Mark Kozelek – Mark Kozelek

Chaque année chaque sortie de la part de la grande gueule qu’est Mark Kozelek. Oh non pas encore, pensez-vous. Et non, il n’a pas fini de nous bassiner que ce soit avec Sun Kil Moon et ses milliers de projets collaboratifs. Peut-être est-ce vraiment la crise de la quarantaine/cinquantaine qui le frappe à sortir de multiples albums, on ne saura jamais mais toujours est-il qu’il revient en solo.

Qu’il soit en solo, avec Sun Kil Moon ou avec d’autres artistes, au final, qu’est-ce que ça change ? Pas grand chose ma foi. Sauf qu’il est armé de sa guitare acoustique et de son jeu de fingerpicking mais il est prêt à nous raconter de nouvelles péripéties qui s’étirent sur plus de 5 minutes allant jusqu’à 13 minutes. Non vraiment, on n’avait vraiment pas besoin de ça, pas vrai ? Et bien il l’a fait quand même avec « This Is My Town » qui muse sur sa ville natale de San Francisco en nous emmenant dans ses moindres recoins (il ne l’a pas déjà raconté autrefois ?) ou encore « Live In Chiago » et « The Mark Kozelek Museum ». Infatigable, le bougre.

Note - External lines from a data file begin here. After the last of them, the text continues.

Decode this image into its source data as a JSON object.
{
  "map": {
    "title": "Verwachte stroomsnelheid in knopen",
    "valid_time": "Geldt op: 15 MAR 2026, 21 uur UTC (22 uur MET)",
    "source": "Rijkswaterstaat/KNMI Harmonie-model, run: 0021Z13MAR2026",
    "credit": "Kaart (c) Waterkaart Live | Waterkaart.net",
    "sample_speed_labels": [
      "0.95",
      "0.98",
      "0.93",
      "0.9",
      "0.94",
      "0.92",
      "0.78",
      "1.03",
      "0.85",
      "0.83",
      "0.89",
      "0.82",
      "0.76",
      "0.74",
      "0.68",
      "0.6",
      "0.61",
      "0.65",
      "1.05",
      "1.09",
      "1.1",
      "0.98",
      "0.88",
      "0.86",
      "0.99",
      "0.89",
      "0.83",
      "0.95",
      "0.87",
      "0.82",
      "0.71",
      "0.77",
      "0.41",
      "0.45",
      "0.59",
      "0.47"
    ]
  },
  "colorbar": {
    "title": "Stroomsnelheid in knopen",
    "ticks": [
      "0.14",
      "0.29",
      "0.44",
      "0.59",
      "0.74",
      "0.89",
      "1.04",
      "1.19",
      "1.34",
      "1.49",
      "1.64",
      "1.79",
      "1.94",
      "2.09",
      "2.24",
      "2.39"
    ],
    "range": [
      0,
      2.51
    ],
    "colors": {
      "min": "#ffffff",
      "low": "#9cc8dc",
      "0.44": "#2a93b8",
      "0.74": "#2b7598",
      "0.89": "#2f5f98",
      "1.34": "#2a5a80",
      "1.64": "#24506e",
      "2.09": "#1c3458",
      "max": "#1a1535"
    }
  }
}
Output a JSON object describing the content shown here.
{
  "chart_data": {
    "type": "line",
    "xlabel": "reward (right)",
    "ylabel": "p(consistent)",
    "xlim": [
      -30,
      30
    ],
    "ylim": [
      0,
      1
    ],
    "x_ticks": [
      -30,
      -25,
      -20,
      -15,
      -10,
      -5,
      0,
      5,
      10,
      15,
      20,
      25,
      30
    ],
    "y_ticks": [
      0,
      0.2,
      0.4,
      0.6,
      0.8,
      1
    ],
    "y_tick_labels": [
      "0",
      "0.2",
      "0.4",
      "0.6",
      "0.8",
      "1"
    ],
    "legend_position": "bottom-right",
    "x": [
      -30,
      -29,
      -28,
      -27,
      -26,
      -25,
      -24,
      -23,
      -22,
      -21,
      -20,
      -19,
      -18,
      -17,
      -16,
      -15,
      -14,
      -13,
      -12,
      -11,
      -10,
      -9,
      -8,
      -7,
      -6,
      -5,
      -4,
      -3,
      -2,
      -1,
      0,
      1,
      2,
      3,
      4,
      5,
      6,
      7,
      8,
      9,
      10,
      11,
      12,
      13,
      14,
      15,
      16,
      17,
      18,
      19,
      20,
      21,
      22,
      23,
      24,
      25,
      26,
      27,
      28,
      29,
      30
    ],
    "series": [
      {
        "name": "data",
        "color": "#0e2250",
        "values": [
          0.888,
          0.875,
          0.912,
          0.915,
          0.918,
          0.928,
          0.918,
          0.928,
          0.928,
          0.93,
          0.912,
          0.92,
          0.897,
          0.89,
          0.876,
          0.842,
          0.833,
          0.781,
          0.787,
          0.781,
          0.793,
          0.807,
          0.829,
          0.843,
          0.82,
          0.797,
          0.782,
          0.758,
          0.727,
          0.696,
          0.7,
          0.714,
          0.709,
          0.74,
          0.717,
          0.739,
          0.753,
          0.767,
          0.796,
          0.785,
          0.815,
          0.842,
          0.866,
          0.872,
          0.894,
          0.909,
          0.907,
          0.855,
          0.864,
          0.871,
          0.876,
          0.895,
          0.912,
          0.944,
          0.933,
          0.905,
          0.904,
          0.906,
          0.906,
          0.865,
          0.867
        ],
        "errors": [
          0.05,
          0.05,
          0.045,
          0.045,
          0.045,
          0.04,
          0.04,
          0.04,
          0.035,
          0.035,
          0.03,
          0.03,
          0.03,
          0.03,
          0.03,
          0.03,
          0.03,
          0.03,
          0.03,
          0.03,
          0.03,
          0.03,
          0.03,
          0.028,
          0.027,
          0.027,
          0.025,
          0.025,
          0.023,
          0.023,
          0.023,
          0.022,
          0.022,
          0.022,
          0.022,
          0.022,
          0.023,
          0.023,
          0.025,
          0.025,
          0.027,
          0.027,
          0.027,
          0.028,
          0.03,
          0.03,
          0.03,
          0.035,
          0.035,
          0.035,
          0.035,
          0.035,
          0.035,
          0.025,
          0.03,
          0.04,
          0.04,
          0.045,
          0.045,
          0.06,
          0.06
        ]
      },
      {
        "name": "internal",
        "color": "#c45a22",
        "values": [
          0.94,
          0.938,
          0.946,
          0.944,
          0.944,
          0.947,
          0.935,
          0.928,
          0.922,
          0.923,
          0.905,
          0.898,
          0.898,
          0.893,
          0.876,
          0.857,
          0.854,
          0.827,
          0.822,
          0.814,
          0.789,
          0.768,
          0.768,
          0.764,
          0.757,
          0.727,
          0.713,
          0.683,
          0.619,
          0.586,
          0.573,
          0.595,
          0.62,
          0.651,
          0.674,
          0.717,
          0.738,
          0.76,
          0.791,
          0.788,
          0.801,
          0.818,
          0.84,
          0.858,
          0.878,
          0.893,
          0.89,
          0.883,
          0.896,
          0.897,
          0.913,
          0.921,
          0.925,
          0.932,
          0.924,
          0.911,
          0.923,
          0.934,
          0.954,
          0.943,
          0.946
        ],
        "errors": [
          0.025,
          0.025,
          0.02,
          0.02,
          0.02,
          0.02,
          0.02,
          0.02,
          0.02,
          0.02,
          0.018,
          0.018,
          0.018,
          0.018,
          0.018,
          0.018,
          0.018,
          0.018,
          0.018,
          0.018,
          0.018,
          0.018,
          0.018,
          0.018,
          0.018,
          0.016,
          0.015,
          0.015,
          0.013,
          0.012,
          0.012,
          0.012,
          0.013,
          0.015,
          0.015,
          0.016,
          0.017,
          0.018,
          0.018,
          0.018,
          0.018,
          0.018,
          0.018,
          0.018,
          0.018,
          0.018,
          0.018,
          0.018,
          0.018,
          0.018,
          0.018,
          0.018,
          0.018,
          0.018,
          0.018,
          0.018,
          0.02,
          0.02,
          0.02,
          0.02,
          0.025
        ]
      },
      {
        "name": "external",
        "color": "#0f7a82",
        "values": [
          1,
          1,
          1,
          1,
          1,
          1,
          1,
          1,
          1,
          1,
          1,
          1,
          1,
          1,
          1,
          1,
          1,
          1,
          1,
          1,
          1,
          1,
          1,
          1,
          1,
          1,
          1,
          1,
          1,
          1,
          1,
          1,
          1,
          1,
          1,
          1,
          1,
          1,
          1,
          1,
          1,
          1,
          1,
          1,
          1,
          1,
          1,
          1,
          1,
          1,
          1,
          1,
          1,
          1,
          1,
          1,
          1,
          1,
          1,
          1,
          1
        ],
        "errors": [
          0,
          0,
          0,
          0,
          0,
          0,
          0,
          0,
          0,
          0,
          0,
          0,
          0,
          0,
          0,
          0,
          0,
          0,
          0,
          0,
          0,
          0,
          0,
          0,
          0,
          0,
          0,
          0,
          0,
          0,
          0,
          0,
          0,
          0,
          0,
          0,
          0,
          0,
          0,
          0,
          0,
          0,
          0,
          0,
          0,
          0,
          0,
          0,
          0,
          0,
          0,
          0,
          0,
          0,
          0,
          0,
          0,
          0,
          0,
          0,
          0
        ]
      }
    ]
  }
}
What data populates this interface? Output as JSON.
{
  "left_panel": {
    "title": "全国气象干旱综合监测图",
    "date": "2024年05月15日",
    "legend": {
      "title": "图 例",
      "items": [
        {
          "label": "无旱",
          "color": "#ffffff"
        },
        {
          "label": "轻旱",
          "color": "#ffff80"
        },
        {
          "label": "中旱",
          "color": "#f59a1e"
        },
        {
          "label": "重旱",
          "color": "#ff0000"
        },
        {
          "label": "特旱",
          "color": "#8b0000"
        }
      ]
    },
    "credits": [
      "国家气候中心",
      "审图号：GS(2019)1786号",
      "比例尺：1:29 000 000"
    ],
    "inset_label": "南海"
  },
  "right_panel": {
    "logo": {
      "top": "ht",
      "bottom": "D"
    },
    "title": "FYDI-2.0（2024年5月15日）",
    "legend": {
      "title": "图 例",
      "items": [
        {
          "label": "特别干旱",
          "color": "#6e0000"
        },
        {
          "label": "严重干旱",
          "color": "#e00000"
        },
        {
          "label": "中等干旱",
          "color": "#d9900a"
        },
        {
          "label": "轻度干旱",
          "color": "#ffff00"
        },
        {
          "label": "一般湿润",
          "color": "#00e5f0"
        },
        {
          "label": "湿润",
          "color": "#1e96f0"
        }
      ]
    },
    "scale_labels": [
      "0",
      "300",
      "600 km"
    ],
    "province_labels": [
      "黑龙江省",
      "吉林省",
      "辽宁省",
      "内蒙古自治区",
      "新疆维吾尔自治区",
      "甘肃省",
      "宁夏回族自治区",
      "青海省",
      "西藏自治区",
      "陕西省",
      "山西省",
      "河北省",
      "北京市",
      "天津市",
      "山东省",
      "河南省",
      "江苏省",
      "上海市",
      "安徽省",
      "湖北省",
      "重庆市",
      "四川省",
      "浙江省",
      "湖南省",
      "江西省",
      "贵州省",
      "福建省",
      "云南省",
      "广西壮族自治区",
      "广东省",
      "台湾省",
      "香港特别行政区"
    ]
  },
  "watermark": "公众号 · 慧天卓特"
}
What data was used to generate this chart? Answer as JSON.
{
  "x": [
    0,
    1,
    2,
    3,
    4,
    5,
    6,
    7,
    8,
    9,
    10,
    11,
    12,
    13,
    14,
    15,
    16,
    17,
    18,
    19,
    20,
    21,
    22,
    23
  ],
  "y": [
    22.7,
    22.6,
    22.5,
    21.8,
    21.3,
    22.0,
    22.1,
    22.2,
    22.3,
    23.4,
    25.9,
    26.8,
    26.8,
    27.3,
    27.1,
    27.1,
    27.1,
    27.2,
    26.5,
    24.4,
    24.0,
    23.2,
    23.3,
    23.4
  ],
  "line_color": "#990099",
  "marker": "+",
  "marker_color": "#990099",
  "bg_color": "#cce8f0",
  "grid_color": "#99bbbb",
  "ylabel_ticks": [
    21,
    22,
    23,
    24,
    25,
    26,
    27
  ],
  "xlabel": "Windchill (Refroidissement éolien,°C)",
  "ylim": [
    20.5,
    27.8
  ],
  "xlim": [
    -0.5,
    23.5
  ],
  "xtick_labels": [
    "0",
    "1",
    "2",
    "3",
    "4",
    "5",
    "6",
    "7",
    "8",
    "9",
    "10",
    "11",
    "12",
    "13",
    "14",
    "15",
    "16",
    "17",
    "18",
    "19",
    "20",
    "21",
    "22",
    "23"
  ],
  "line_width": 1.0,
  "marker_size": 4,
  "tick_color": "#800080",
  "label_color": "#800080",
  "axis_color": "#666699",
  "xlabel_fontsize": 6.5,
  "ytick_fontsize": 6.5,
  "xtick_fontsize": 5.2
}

Une fois de plus aigri, introspectif et de temps à autre romantique selon lui (« My Love For You Is Undying »), Mark Kozelek fait une fois de plus le tour de ses anecdotes et de son ressenti la cinquantaine passée. Ah et le nom d’Ariel Pink est mentionné sur cet opus, comme quoi le name-dropping reste toujours d’actu chez lui. Avec son sens du fingerpicking et ses 10000 mots balancés en pleine gueule sur « Weed Whacker », « 666 Post » ou bien sur « The Banjo Song », l’ex-Red House Painters se sent à nouveau chez lui et n’a pas l’air de se lasser. Sauf que moi oui où je décroche à la seconde écoute.